- Classification: Evangelicalism
- Theology: Charismatic
- Region: World
- Headquarters: Ouagadougou, Burkina Faso
- Founder: Mamadou Karambiri
- Origin: 1987 (38 years ago)
- Official website: cie-mia.org

= International Evangelism Center - African Interior Mission =

Christian denomination and megachurch

International Evangelism Center - African Interior Mission (Centre international d’évangélisation - Mission intérieure africaine) (CIE-MIA) is an international Evangelical charismatic Christian association of churches and a megachurch. The headquarters is located in Ouagadougou, Burkina Faso. Its leader is Mamadou Karambiri.

== History ==
In 1985, Mamadou Karambiri, general manager in a company, started a prayer group with his family which reached 500 people in 1987. The church was founded in 1987 in Ouagadougou.

In the 1990s, nearly 60 churches were planted in Ouagadougou and in different cities of the country. Churches have also been established in other cities abroad.

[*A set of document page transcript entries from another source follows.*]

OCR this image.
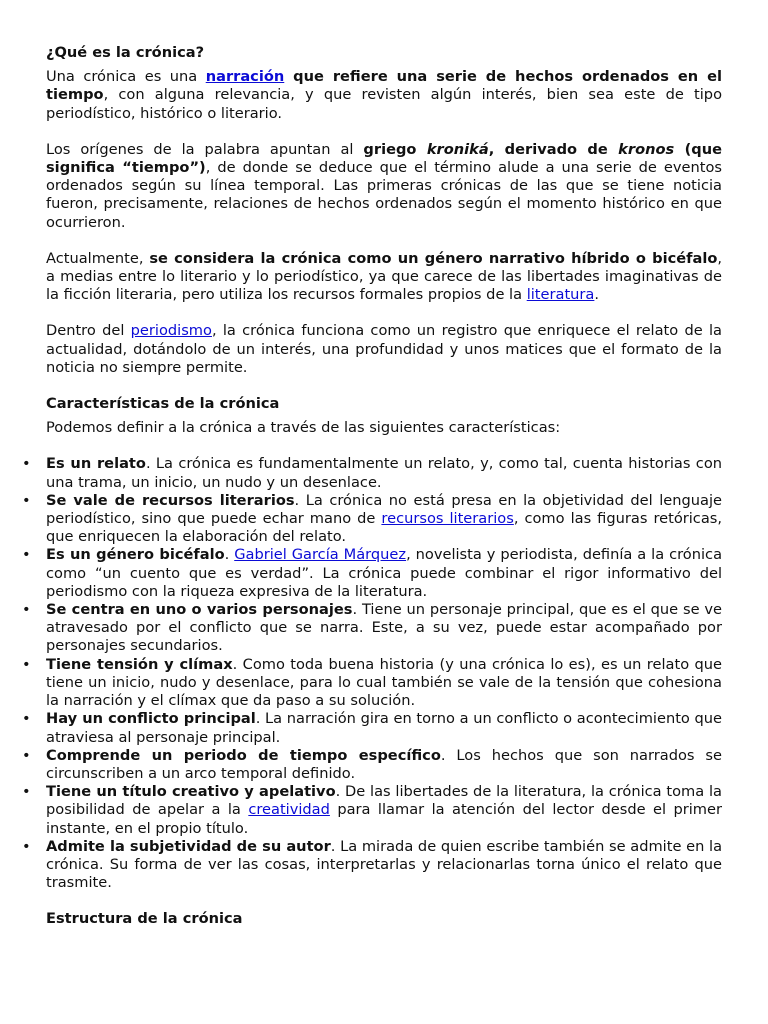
¿Qué es la crónica?

Una crónica es una narración que refiere una serie de hechos ordenados en el tiempo, con alguna relevancia, y que revisten algún interés, bien sea este de tipo periodístico, histórico o literario.

Los orígenes de la palabra apuntan al griego kroniká, derivado de kronos (que significa “tiempo”), de donde se deduce que el término alude a una serie de eventos ordenados según su línea temporal. Las primeras crónicas de las que se tiene noticia fueron, precisamente, relaciones de hechos ordenados según el momento histórico en que ocurrieron.

Actualmente, se considera la crónica como un género narrativo híbrido o bicéfalo, a medias entre lo literario y lo periodístico, ya que carece de las libertades imaginativas de la ficción literaria, pero utiliza los recursos formales propios de la literatura.

Dentro del periodismo, la crónica funciona como un registro que enriquece el relato de la actualidad, dotándolo de un interés, una profundidad y unos matices que el formato de la noticia no siempre permite.

Características de la crónica

Podemos definir a la crónica a través de las siguientes características:

• Es un relato. La crónica es fundamentalmente un relato, y, como tal, cuenta historias con una trama, un inicio, un nudo y un desenlace.
• Se vale de recursos literarios. La crónica no está presa en la objetividad del lenguaje periodístico, sino que puede echar mano de recursos literarios, como las figuras retóricas, que enriquecen la elaboración del relato.
• Es un género bicéfalo. Gabriel García Márquez, novelista y periodista, definía a la crónica como “un cuento que es verdad”. La crónica puede combinar el rigor informativo del periodismo con la riqueza expresiva de la literatura.
• Se centra en uno o varios personajes. Tiene un personaje principal, que es el que se ve atravesado por el conflicto que se narra. Este, a su vez, puede estar acompañado por personajes secundarios.
• Tiene tensión y clímax. Como toda buena historia (y una crónica lo es), es un relato que tiene un inicio, nudo y desenlace, para lo cual también se vale de la tensión que cohesiona la narración y el clímax que da paso a su solución.
• Hay un conflicto principal. La narración gira en torno a un conflicto o acontecimiento que atraviesa al personaje principal.
• Comprende un periodo de tiempo específico. Los hechos que son narrados se circunscriben a un arco temporal definido.
• Tiene un título creativo y apelativo. De las libertades de la literatura, la crónica toma la posibilidad de apelar a la creatividad para llamar la atención del lector desde el primer instante, en el propio título.
• Admite la subjetividad de su autor. La mirada de quien escribe también se admite en la crónica. Su forma de ver las cosas, interpretarlas y relacionarlas torna único el relato que trasmite.
Estructura de la crónica
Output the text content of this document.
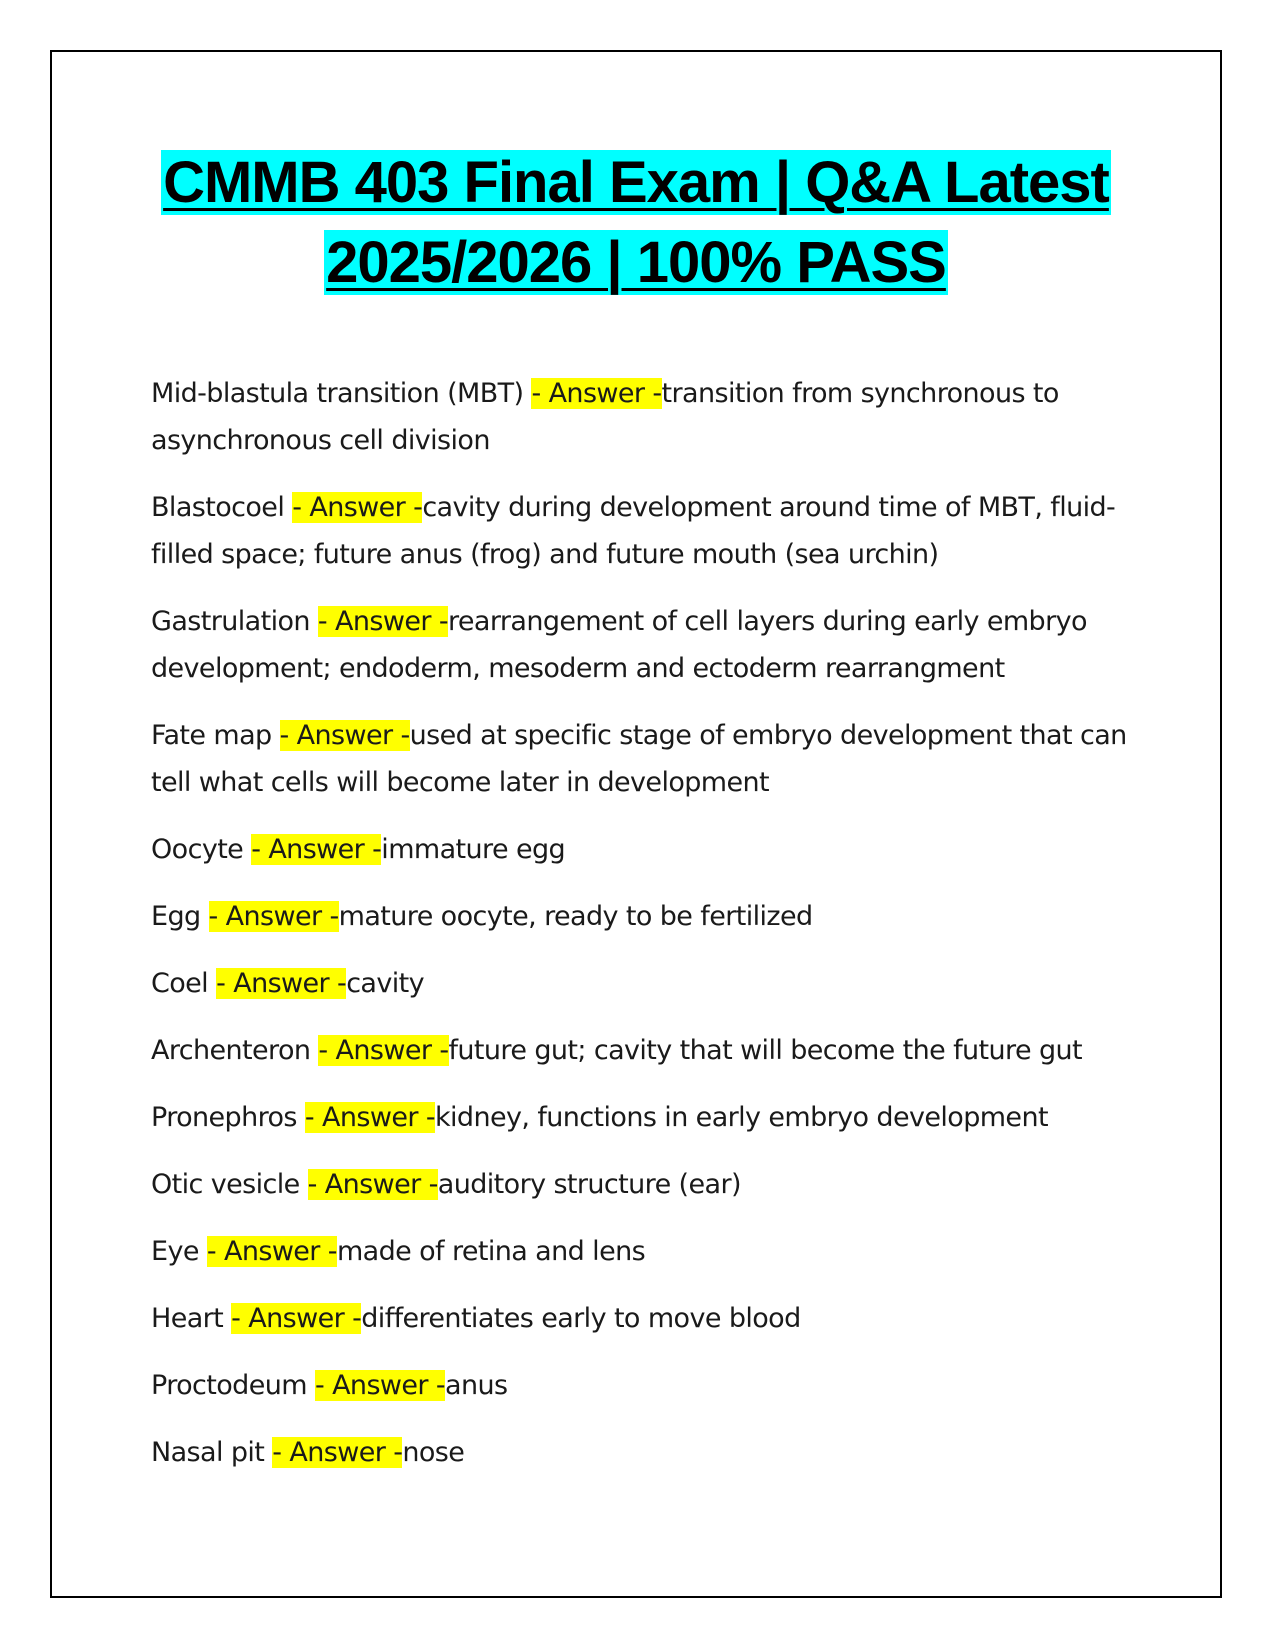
CMMB 403 Final Exam | Q&A Latest
2025/2026 | 100% PASS

Mid-blastula transition (MBT) - Answer -transition from synchronous to asynchronous cell division

Blastocoel - Answer -cavity during development around time of MBT, fluid-filled space; future anus (frog) and future mouth (sea urchin)

Gastrulation - Answer -rearrangement of cell layers during early embryo development; endoderm, mesoderm and ectoderm rearrangment

Fate map - Answer -used at specific stage of embryo development that can tell what cells will become later in development

Oocyte - Answer -immature egg

Egg - Answer -mature oocyte, ready to be fertilized

Coel - Answer -cavity

Archenteron - Answer -future gut; cavity that will become the future gut

Pronephros - Answer -kidney, functions in early embryo development

Otic vesicle - Answer -auditory structure (ear)

Eye - Answer -made of retina and lens

Heart - Answer -differentiates early to move blood

Proctodeum - Answer -anus

Nasal pit - Answer -nose
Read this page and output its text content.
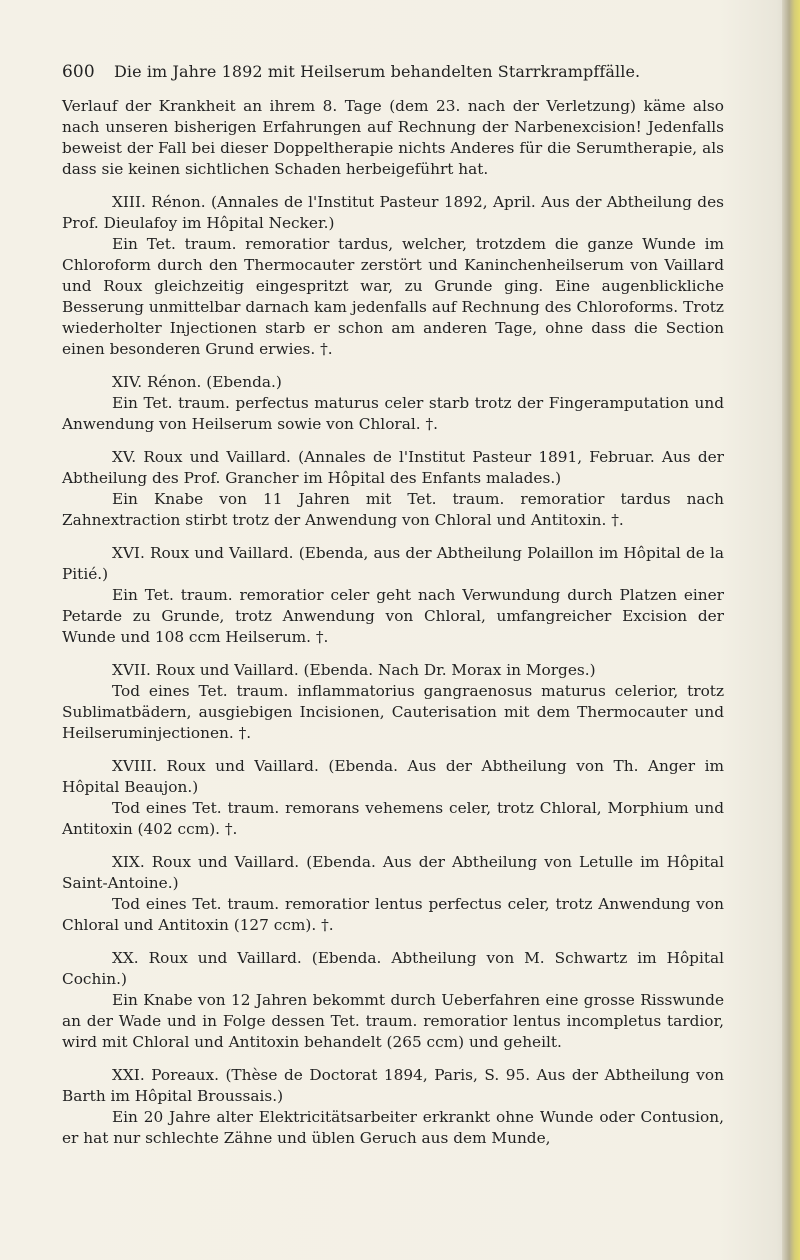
600 Die im Jahre 1892 mit Heilserum behandelten Starrkrampffälle.

Verlauf der Krankheit an ihrem 8. Tage (dem 23. nach der Verletzung) käme also nach unseren bisherigen Erfahrungen auf Rechnung der Narbenexcision! Jedenfalls beweist der Fall bei dieser Doppeltherapie nichts Anderes für die Serumtherapie, als dass sie keinen sichtlichen Schaden herbeigeführt hat.

XIII. Rénon. (Annales de l'Institut Pasteur 1892, April. Aus der Abtheilung des Prof. Dieulafoy im Hôpital Necker.)

Ein Tet. traum. remoratior tardus, welcher, trotzdem die ganze Wunde im Chloroform durch den Thermocauter zerstört und Kaninchenheilserum von Vaillard und Roux gleichzeitig eingespritzt war, zu Grunde ging. Eine augenblickliche Besserung unmittelbar darnach kam jedenfalls auf Rechnung des Chloroforms. Trotz wiederholter Injectionen starb er schon am anderen Tage, ohne dass die Section einen besonderen Grund erwies. †.

XIV. Rénon. (Ebenda.)

Ein Tet. traum. perfectus maturus celer starb trotz der Fingeramputation und Anwendung von Heilserum sowie von Chloral. †.

XV. Roux und Vaillard. (Annales de l'Institut Pasteur 1891, Februar. Aus der Abtheilung des Prof. Grancher im Hôpital des Enfants malades.)

Ein Knabe von 11 Jahren mit Tet. traum. remoratior tardus nach Zahnextraction stirbt trotz der Anwendung von Chloral und Antitoxin. †.

XVI. Roux und Vaillard. (Ebenda, aus der Abtheilung Polaillon im Hôpital de la Pitié.)

Ein Tet. traum. remoratior celer geht nach Verwundung durch Platzen einer Petarde zu Grunde, trotz Anwendung von Chloral, umfangreicher Excision der Wunde und 108 ccm Heilserum. †.

XVII. Roux und Vaillard. (Ebenda. Nach Dr. Morax in Morges.)

Tod eines Tet. traum. inflammatorius gangraenosus maturus celerior, trotz Sublimatbädern, ausgiebigen Incisionen, Cauterisation mit dem Thermocauter und Heilseruminjectionen. †.

XVIII. Roux und Vaillard. (Ebenda. Aus der Abtheilung von Th. Anger im Hôpital Beaujon.)

Tod eines Tet. traum. remorans vehemens celer, trotz Chloral, Morphium und Antitoxin (402 ccm). †.

XIX. Roux und Vaillard. (Ebenda. Aus der Abtheilung von Letulle im Hôpital Saint-Antoine.)

Tod eines Tet. traum. remoratior lentus perfectus celer, trotz Anwendung von Chloral und Antitoxin (127 ccm). †.

XX. Roux und Vaillard. (Ebenda. Abtheilung von M. Schwartz im Hôpital Cochin.)

Ein Knabe von 12 Jahren bekommt durch Ueberfahren eine grosse Risswunde an der Wade und in Folge dessen Tet. traum. remoratior lentus incompletus tardior, wird mit Chloral und Antitoxin behandelt (265 ccm) und geheilt.

XXI. Poreaux. (Thèse de Doctorat 1894, Paris, S. 95. Aus der Abtheilung von Barth im Hôpital Broussais.)

Ein 20 Jahre alter Elektricitätsarbeiter erkrankt ohne Wunde oder Contusion, er hat nur schlechte Zähne und üblen Geruch aus dem Munde,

On November 2, 1998, the Bible training center, Le Chandelier, located near the CIE premises in Ouagadougou opened its doors. In 2010, the church founded Impact TV. The CIE had 6000 members in 2010.

In 2020, a 12,000-seat temple, the Church of the Nations/Bethel Israel Tabernacle, was inaugurated in Ouagadougou and the association had 600 churches worldwide.

== Beliefs ==
The association has a charismatic confession of faith.